En silencio, lo seguí hacia la puerta. Se detuvo y, mientras se ponía el sombrero, se volvió hacia mí.

– Otra cosa -dijo-. He tenido unas palabras con esos chicos del bar, pero recuerde: no hay ninguna razón por la que usted vaya a despertarles especial simpatía. Para serle sincero, sospecho que muchos pensarán como ellos cuando sepan por qué ha venido. Y se enterarán. Así que ándese con pies de plomo mientras esté en el pueblo.

– Vi que uno, Gabe creo que se llama, llevaba una camiseta del Ku Klux Klan -comenté-. ¿Hay mucho de eso por aquí?

Martin hinchó los carrillos y resopló.

– No hay ninguna célula organizada del Klan, pero en un pueblo pobre los tontos siempre buscan a alguien a quien culpar de su pobreza.

– Uno en particular…, su ayudante lo llamó Clete, no parecía tan tonto.

Martin me miró por debajo del ala del sombrero.

– No, Clete no es tonto. Es concejal y dice que sólo lo sacarán de allí a punta de pistola.

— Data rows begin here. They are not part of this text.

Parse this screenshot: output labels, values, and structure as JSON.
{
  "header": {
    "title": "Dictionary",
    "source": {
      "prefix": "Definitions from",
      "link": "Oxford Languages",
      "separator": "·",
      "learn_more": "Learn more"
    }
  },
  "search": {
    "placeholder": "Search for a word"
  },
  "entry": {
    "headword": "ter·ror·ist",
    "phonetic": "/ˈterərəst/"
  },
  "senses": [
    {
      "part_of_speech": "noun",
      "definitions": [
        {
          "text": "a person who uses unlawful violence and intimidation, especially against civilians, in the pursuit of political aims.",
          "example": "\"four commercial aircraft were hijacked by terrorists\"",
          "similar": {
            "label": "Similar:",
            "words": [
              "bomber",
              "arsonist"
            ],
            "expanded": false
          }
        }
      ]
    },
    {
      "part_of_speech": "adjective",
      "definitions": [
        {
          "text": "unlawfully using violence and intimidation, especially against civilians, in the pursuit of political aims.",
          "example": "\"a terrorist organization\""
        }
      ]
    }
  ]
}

Darle una paliza a usted podría suponerle unos veinte o treinta votos más si tuviera intención de hacerlo. En fin, puede que en la campaña le envíe incluso una pegatina de su candidatura. Pero, en cuanto al Klan, esto no es Georgia ni Carolina del Norte, ni siquiera Delaware. No le dé excesiva importancia. Puede pagar el café.

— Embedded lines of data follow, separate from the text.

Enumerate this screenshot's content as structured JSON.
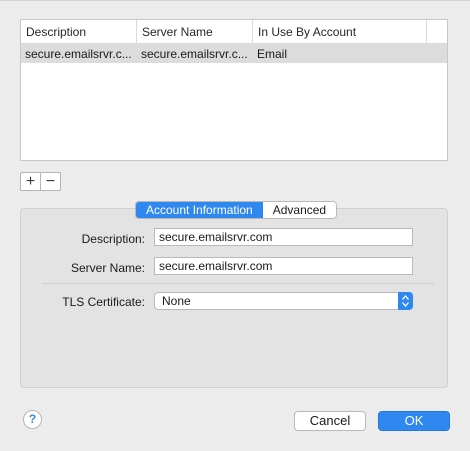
{
  "table": {
    "columns": [
      "Description",
      "Server Name",
      "In Use By Account"
    ],
    "rows": [
      {
        "description": "secure.emailsrvr.c...",
        "server_name": "secure.emailsrvr.c...",
        "in_use_by": "Email"
      }
    ]
  },
  "list_buttons": {
    "add": "+",
    "remove": "−"
  },
  "tabs": {
    "account_information": "Account Information",
    "advanced": "Advanced",
    "selected": "Account Information"
  },
  "form": {
    "description_label": "Description:",
    "description_value": "secure.emailsrvr.com",
    "server_name_label": "Server Name:",
    "server_name_value": "secure.emailsrvr.com",
    "tls_label": "TLS Certificate:",
    "tls_value": "None"
  },
  "footer": {
    "help": "?",
    "cancel": "Cancel",
    "ok": "OK"
  },
  "colors": {
    "accent": "#2f88f0",
    "selected_row": "#dcdcdc",
    "window_bg": "#ececec"
  },
  "icons": {
    "help": "help-icon",
    "add": "plus-icon",
    "remove": "minus-icon",
    "select_arrows": "chevron-updown-icon"
  }
}
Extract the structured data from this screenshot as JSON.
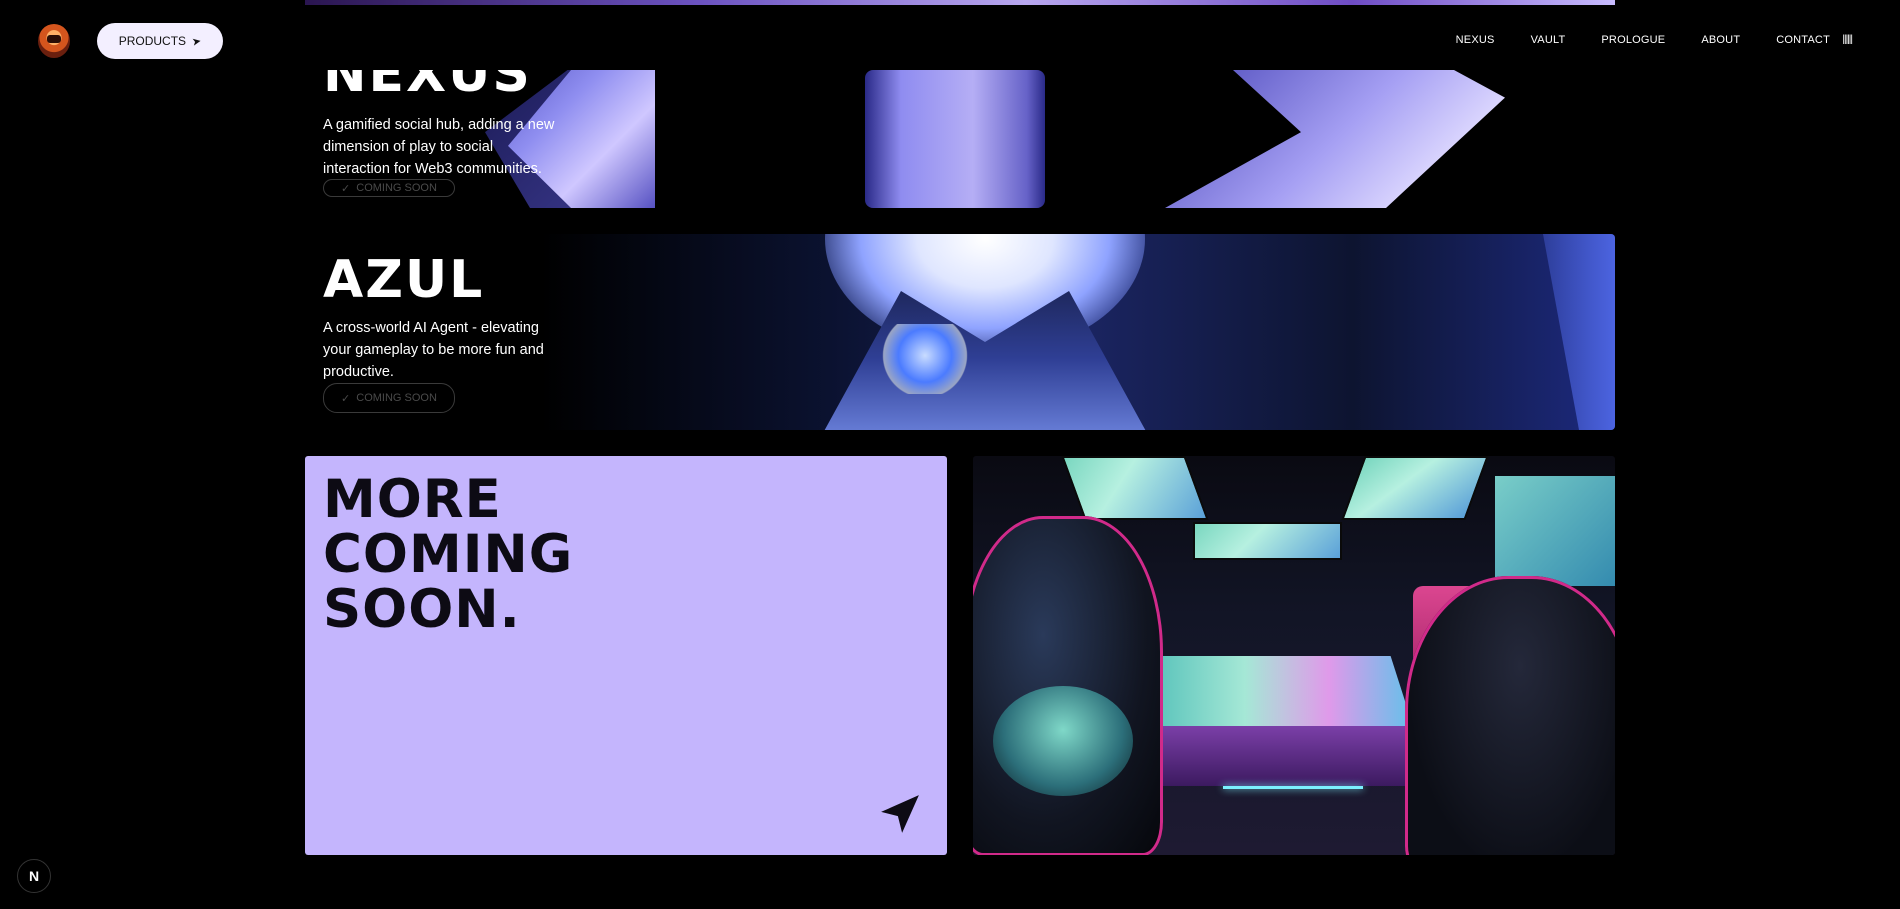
{
  "header": {
    "products_label": "PRODUCTS",
    "products_icon": "arrow-icon",
    "nav": [
      "NEXUS",
      "VAULT",
      "PROLOGUE",
      "ABOUT",
      "CONTACT"
    ],
    "menu_icon": "menu-dots-icon"
  },
  "products": [
    {
      "title": "NEXUS",
      "description": "A gamified social hub, adding a new dimension of play to social interaction for Web3 communities.",
      "status": "COMING SOON"
    },
    {
      "title": "AZUL",
      "description": "A cross-world AI Agent - elevating your gameplay to be more fun and productive.",
      "status": "COMING SOON"
    }
  ],
  "more": {
    "title": "MORE\nCOMING\nSOON.",
    "icon": "send-icon"
  },
  "badge": {
    "label": "N"
  },
  "colors": {
    "accent_purple": "#c4b5fd",
    "background": "#000000",
    "button_bg": "#f3efff"
  }
}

Dejé un par de dólares junto a la caja y salí en dirección al coche, pero Martin ya había arrancado. Vi que había vuelto a quitarse el sombrero dentro del coche; sencillamente no se sentía cómodo con él. Volví a entrar en el restaurante, telefoneé a la única compañía de taxis de Haven y pedí otro café.

21

Pasaban de las seis cuando regresé al motel. Las direcciones del domicilio y del bufete de Connell Hyams figuraban en el listín, pero cuando pasé por su oficina, las luces estaban apagadas. Llamé a Rudy Fry al motel y me dio indicaciones para llegar a Bale's Farm Road, donde no sólo vivía Hyams sino también el sheriff Earl Lee Granger.

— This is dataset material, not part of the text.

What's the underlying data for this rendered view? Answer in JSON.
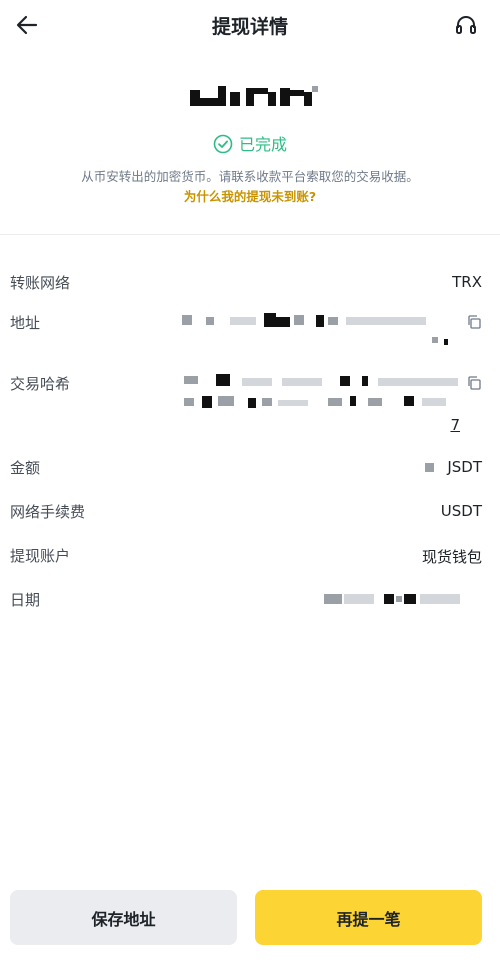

Conduje con cautela por las tortuosas carreteras, buscando la entrada oculta mencionada por Fry y echando algún que otro vistazo al retrovisor por si el 4 x 4 rojo daba señales de vida. No lo vi. Pasé de largo ante la entrada de Bale's Farm Road y tuve que retroceder. La señal estaba medio tapada por la maleza e indicaba un camino sinuoso e irregular invadido de matojos, que al cabo de un rato daba a una hilera de casas pequeñas pero cuidadas con jardines alargados y lo que parecía un amplio patio en la parte trasera. La vivienda de Hyams era una de las últimas, una casa de madera grande y blanca de dos pisos. Había un farol encendido junto a la mosquitera, antepuesta a una maciza puerta de roble con un montante de cristal esmerilado en forma de abanico, y una luz en el zaguán.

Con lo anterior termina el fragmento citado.